After Mr. Ebneter assured the chairman that things would change, Jackson pressed senior staff members for timetables and said she'd hold an open commission meeting to check on their progress. Within a few days of the Jan. 31 briefing, inspectors nationwide received fresh instructions to use the FSARs.

Jackson's toolkit

In an interview, Jackson cites several examples where the commission has been moving to clarify, simplify, and eliminate conflicts within its complex regulations, guide staff on enforcement, and lay out lines of accountability.

Among them:

More-open and objective criteria for putting a problem plant on the watch list. This could shorten the time it takes for the agency to zero in on troublesome reactors. Currently, decisions about adding or removing plants from the list remain largely subjective. Part of the focus now, she says, will be to develop ways to integrate safety reports all the way up the inspection "food chain," with triggers that lead to increasing levels of NRC scrutiny.

Standardized operating procedures for similar types of reactors. These "tech specs," as they're called, are designed to eliminate needless constraints to plant operations - and make it easier for the NRC to monitor performance. Jackson wants to clarify the rules so they can be enforced more consistently.

Tighter guidelines for granting a nuclear plant temporary relief from license requirements. Known as enforcement discretion, the process is intended to save utilities money during expensive maintenance shutdowns by exempting them from rules that may have little bearing on safety.

The utility is supposed to get relief only if it can show that safety is maintained. Yet an NRC Inspector General report in 1994 indicated that too often the NRC failed to verify the conditions that prompted the utility to ask for exemptions were fixed. Acknowledging the potential for abuse, Jackson says her agency is raising the threshold for using enforcement discretion.

A program to build a pool of qualified candidates for inspectors who oversee plants. The agency is also trying to improve the benefits package to ease some of the financial hardships on these on-site workers. Jackson won't speculate on whether more inspectors are needed, saying only that the entire oversight program is under review.

A tougher stand on utilities' abuse of employees who raise safety concerns. While some still see shortcomings in the way the agency handles harassment cases, "for the first time in the agency's history we have a policy" on whistleblowers, says TVA's Harris.
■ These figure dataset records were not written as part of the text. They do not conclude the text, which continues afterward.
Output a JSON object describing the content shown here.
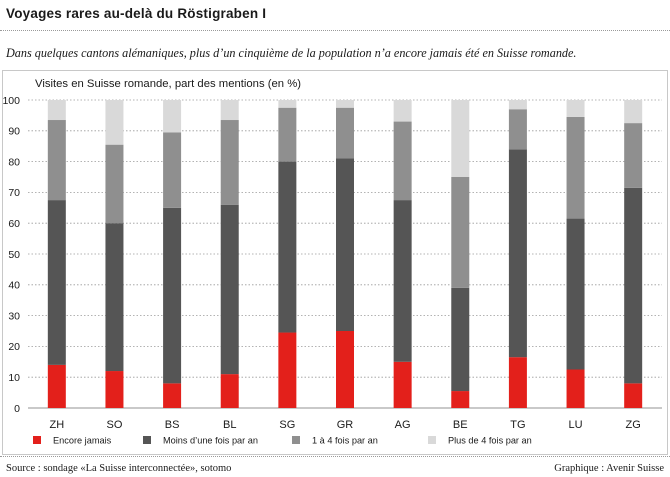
{
  "header": {
    "title": "Voyages rares au-delà du Röstigraben I",
    "subtitle": "Dans quelques cantons alémaniques, plus d’un cinquième de la population n’a encore jamais été en Suisse romande."
  },
  "footer": {
    "source": "Source : sondage «La Suisse interconnectée», sotomo",
    "credit": "Graphique : Avenir Suisse"
  },
  "colors": {
    "encore_jamais": "#e3201b",
    "moins_une_fois": "#555555",
    "un_a_quatre": "#8f8f8f",
    "plus_de_quatre": "#d9d9d9",
    "gridline": "#9a9a9a"
  },
  "chart_data": {
    "type": "bar",
    "stacked": true,
    "ylabel": "Visites en Suisse romande, part des mentions (en %)",
    "xlabel": "",
    "ylim": [
      0,
      100
    ],
    "yticks": [
      0,
      10,
      20,
      30,
      40,
      50,
      60,
      70,
      80,
      90,
      100
    ],
    "grid": "horizontal dotted",
    "legend_position": "bottom",
    "categories": [
      "ZH",
      "SO",
      "BS",
      "BL",
      "SG",
      "GR",
      "AG",
      "BE",
      "TG",
      "LU",
      "ZG"
    ],
    "series": [
      {
        "name": "Encore jamais",
        "color": "#e3201b",
        "values": [
          14,
          12,
          8,
          11,
          24.5,
          25,
          15,
          5.5,
          16.5,
          12.5,
          8
        ]
      },
      {
        "name": "Moins d’une fois par an",
        "color": "#555555",
        "values": [
          53.5,
          48,
          57,
          55,
          55.5,
          56,
          52.5,
          33.5,
          67.5,
          49,
          63.5
        ]
      },
      {
        "name": "1 à 4 fois par an",
        "color": "#8f8f8f",
        "values": [
          26,
          25.5,
          24.5,
          27.5,
          17.5,
          16.5,
          25.5,
          36,
          13,
          33,
          21
        ]
      },
      {
        "name": "Plus de 4 fois par an",
        "color": "#d9d9d9",
        "values": [
          6.5,
          14.5,
          10.5,
          6.5,
          2.5,
          2.5,
          7,
          25,
          3,
          5.5,
          7.5
        ]
      }
    ]
  }
}
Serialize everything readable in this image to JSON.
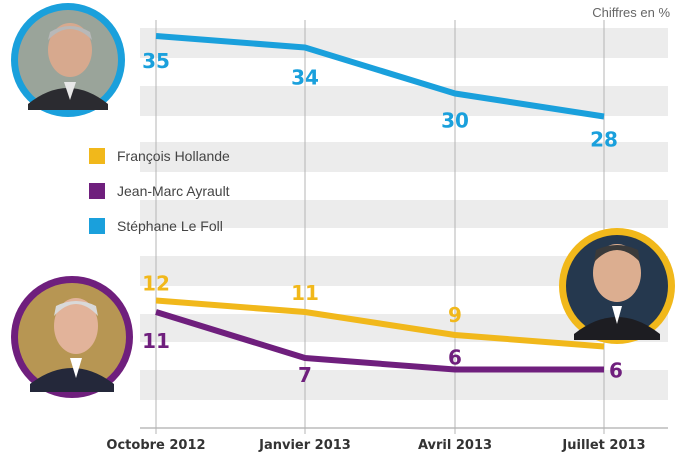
{
  "note": "Chiffres en %",
  "chart_data": {
    "type": "line",
    "categories": [
      "Octobre 2012",
      "Janvier 2013",
      "Avril 2013",
      "Juillet 2013"
    ],
    "ylim": [
      0,
      37
    ],
    "grid": "horizontal bands",
    "legend_position": "middle-left",
    "series": [
      {
        "name": "François Hollande",
        "color": "#f1b81b",
        "values": [
          12,
          11,
          9,
          8
        ]
      },
      {
        "name": "Jean-Marc Ayrault",
        "color": "#6f1f7d",
        "values": [
          11,
          7,
          6,
          6
        ]
      },
      {
        "name": "Stéphane Le Foll",
        "color": "#1aa0dc",
        "values": [
          35,
          34,
          30,
          28
        ]
      }
    ]
  }
}
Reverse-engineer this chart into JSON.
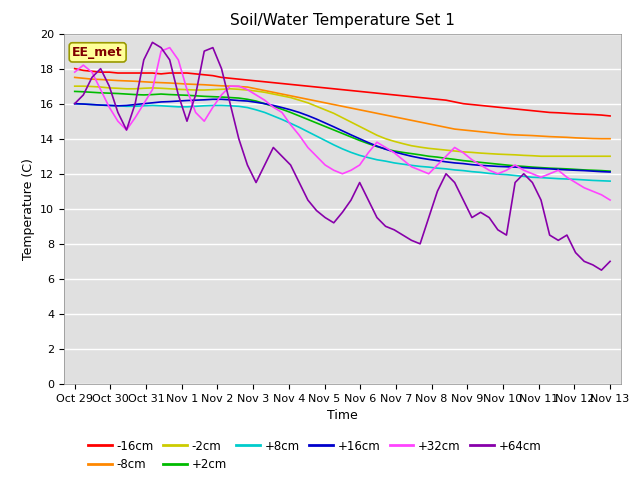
{
  "title": "Soil/Water Temperature Set 1",
  "xlabel": "Time",
  "ylabel": "Temperature (C)",
  "ylim": [
    0,
    20
  ],
  "yticks": [
    0,
    2,
    4,
    6,
    8,
    10,
    12,
    14,
    16,
    18,
    20
  ],
  "xtick_labels": [
    "Oct 29",
    "Oct 30",
    "Oct 31",
    "Nov 1",
    "Nov 2",
    "Nov 3",
    "Nov 4",
    "Nov 5",
    "Nov 6",
    "Nov 7",
    "Nov 8",
    "Nov 9",
    "Nov 10",
    "Nov 11",
    "Nov 12",
    "Nov 13"
  ],
  "bg_color": "#e0e0e0",
  "fig_bg": "#ffffff",
  "annotation_text": "EE_met",
  "annotation_color": "#800000",
  "annotation_bg": "#ffff99",
  "series_labels": [
    "-16cm",
    "-8cm",
    "-2cm",
    "+2cm",
    "+8cm",
    "+16cm",
    "+32cm",
    "+64cm"
  ],
  "series_colors": [
    "#ff0000",
    "#ff8800",
    "#cccc00",
    "#00bb00",
    "#00cccc",
    "#0000cc",
    "#ff44ff",
    "#8800aa"
  ],
  "n16cm": [
    18.0,
    17.9,
    17.85,
    17.8,
    17.8,
    17.75,
    17.75,
    17.75,
    17.75,
    17.75,
    17.7,
    17.75,
    17.75,
    17.75,
    17.7,
    17.65,
    17.6,
    17.5,
    17.45,
    17.4,
    17.35,
    17.3,
    17.25,
    17.2,
    17.15,
    17.1,
    17.05,
    17.0,
    16.95,
    16.9,
    16.85,
    16.8,
    16.75,
    16.7,
    16.65,
    16.6,
    16.55,
    16.5,
    16.45,
    16.4,
    16.35,
    16.3,
    16.25,
    16.2,
    16.1,
    16.0,
    15.95,
    15.9,
    15.85,
    15.8,
    15.75,
    15.7,
    15.65,
    15.6,
    15.55,
    15.5,
    15.48,
    15.45,
    15.42,
    15.4,
    15.38,
    15.35,
    15.3
  ],
  "n8cm": [
    17.5,
    17.45,
    17.4,
    17.38,
    17.35,
    17.32,
    17.3,
    17.28,
    17.25,
    17.22,
    17.2,
    17.18,
    17.15,
    17.12,
    17.1,
    17.08,
    17.05,
    17.02,
    17.0,
    16.98,
    16.95,
    16.85,
    16.75,
    16.65,
    16.55,
    16.45,
    16.35,
    16.25,
    16.15,
    16.05,
    15.95,
    15.85,
    15.75,
    15.65,
    15.55,
    15.45,
    15.35,
    15.25,
    15.15,
    15.05,
    14.95,
    14.85,
    14.75,
    14.65,
    14.55,
    14.5,
    14.45,
    14.4,
    14.35,
    14.3,
    14.25,
    14.22,
    14.2,
    14.18,
    14.15,
    14.12,
    14.1,
    14.08,
    14.05,
    14.03,
    14.01,
    14.0,
    14.0
  ],
  "n2cm": [
    17.0,
    17.0,
    16.98,
    16.95,
    16.9,
    16.88,
    16.85,
    16.85,
    16.88,
    16.9,
    16.88,
    16.85,
    16.82,
    16.8,
    16.78,
    16.78,
    16.8,
    16.82,
    16.85,
    16.82,
    16.78,
    16.72,
    16.65,
    16.55,
    16.45,
    16.35,
    16.2,
    16.05,
    15.85,
    15.65,
    15.45,
    15.2,
    14.95,
    14.7,
    14.45,
    14.2,
    14.0,
    13.85,
    13.72,
    13.6,
    13.52,
    13.45,
    13.4,
    13.35,
    13.3,
    13.25,
    13.22,
    13.18,
    13.15,
    13.12,
    13.1,
    13.08,
    13.05,
    13.03,
    13.0,
    13.0,
    13.0,
    13.0,
    13.0,
    13.0,
    13.0,
    13.0,
    13.0
  ],
  "p2cm": [
    16.7,
    16.68,
    16.65,
    16.62,
    16.6,
    16.58,
    16.55,
    16.52,
    16.5,
    16.52,
    16.55,
    16.52,
    16.5,
    16.48,
    16.45,
    16.42,
    16.4,
    16.38,
    16.35,
    16.32,
    16.25,
    16.15,
    16.0,
    15.85,
    15.68,
    15.5,
    15.3,
    15.1,
    14.9,
    14.7,
    14.5,
    14.3,
    14.1,
    13.9,
    13.72,
    13.55,
    13.42,
    13.3,
    13.22,
    13.15,
    13.08,
    13.0,
    12.95,
    12.88,
    12.82,
    12.75,
    12.7,
    12.65,
    12.6,
    12.55,
    12.5,
    12.45,
    12.42,
    12.38,
    12.35,
    12.32,
    12.3,
    12.28,
    12.25,
    12.22,
    12.2,
    12.18,
    12.15
  ],
  "p8cm": [
    16.0,
    15.98,
    15.95,
    15.92,
    15.9,
    15.88,
    15.85,
    15.85,
    15.88,
    15.9,
    15.88,
    15.85,
    15.82,
    15.82,
    15.85,
    15.88,
    15.9,
    15.9,
    15.88,
    15.85,
    15.78,
    15.65,
    15.5,
    15.3,
    15.1,
    14.88,
    14.65,
    14.4,
    14.15,
    13.9,
    13.65,
    13.42,
    13.22,
    13.05,
    12.92,
    12.8,
    12.72,
    12.62,
    12.55,
    12.48,
    12.42,
    12.38,
    12.32,
    12.28,
    12.22,
    12.18,
    12.12,
    12.08,
    12.02,
    11.98,
    11.95,
    11.9,
    11.85,
    11.8,
    11.78,
    11.75,
    11.72,
    11.7,
    11.68,
    11.65,
    11.62,
    11.6,
    11.58
  ],
  "p16cm": [
    16.0,
    15.98,
    15.95,
    15.92,
    15.9,
    15.88,
    15.9,
    15.95,
    16.0,
    16.05,
    16.1,
    16.12,
    16.15,
    16.18,
    16.2,
    16.22,
    16.25,
    16.25,
    16.22,
    16.18,
    16.15,
    16.08,
    16.0,
    15.9,
    15.78,
    15.65,
    15.5,
    15.32,
    15.12,
    14.9,
    14.68,
    14.45,
    14.22,
    14.0,
    13.78,
    13.58,
    13.4,
    13.25,
    13.12,
    13.0,
    12.9,
    12.82,
    12.75,
    12.68,
    12.62,
    12.58,
    12.52,
    12.48,
    12.45,
    12.42,
    12.4,
    12.38,
    12.35,
    12.32,
    12.3,
    12.28,
    12.25,
    12.22,
    12.2,
    12.18,
    12.15,
    12.12,
    12.1
  ],
  "p32cm": [
    17.8,
    18.2,
    17.8,
    16.8,
    15.8,
    15.0,
    14.5,
    15.2,
    16.0,
    16.8,
    19.0,
    19.2,
    18.5,
    16.8,
    15.5,
    15.0,
    15.8,
    16.5,
    17.0,
    17.0,
    16.8,
    16.5,
    16.2,
    15.8,
    15.5,
    14.8,
    14.2,
    13.5,
    13.0,
    12.5,
    12.2,
    12.0,
    12.2,
    12.5,
    13.2,
    13.8,
    13.5,
    13.2,
    12.8,
    12.4,
    12.2,
    12.0,
    12.5,
    13.0,
    13.5,
    13.2,
    12.8,
    12.5,
    12.2,
    12.0,
    12.2,
    12.5,
    12.2,
    12.0,
    11.8,
    12.0,
    12.2,
    11.8,
    11.5,
    11.2,
    11.0,
    10.8,
    10.5
  ],
  "p64cm": [
    16.0,
    16.5,
    17.5,
    18.0,
    17.0,
    15.5,
    14.5,
    16.0,
    18.5,
    19.5,
    19.2,
    18.5,
    16.5,
    15.0,
    16.5,
    19.0,
    19.2,
    18.0,
    16.0,
    14.0,
    12.5,
    11.5,
    12.5,
    13.5,
    13.0,
    12.5,
    11.5,
    10.5,
    9.9,
    9.5,
    9.2,
    9.8,
    10.5,
    11.5,
    10.5,
    9.5,
    9.0,
    8.8,
    8.5,
    8.2,
    8.0,
    9.5,
    11.0,
    12.0,
    11.5,
    10.5,
    9.5,
    9.8,
    9.5,
    8.8,
    8.5,
    11.5,
    12.0,
    11.5,
    10.5,
    8.5,
    8.2,
    8.5,
    7.5,
    7.0,
    6.8,
    6.5,
    7.0
  ]
}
Other actions are more subtle. For the first time, Jackson says, the chairman's office has a system for tracking issues that she and the commission turn over to the staff. It's a means, she says, for ensuring that items ranging from generic safety questions and new regulations to whistleblower allegations are dealt with quickly.

In addition, one veteran inspector suggests that the agency rotate senior managers among regions just as it does resident inspectors among plants.

"In some cases you have the same guys looking at the same utilities for 14 years," he says. At that level, he adds, regional officials are as vulnerable to getting too close to a region's dominant nuclear utility as an individual resident inspector would be to growing too close to a particular plant.

Some long-time NRC watchers remain dubious about whether the agency is turning a corner. Based on past observations, "talk is cheap at the NRC," says Tom Devine, legal director of the Government Accountability Project in Washington, who has represented more than 200 whistleblowers.

Jackson acknowledges such skepticism: "I recognize that there are many people who feel they've been really hurt in the past by how they've been treated. But there's nothing Shirley Jackson can do to change the past. What Shirley Jackson can do is deal with the present and try to change the future."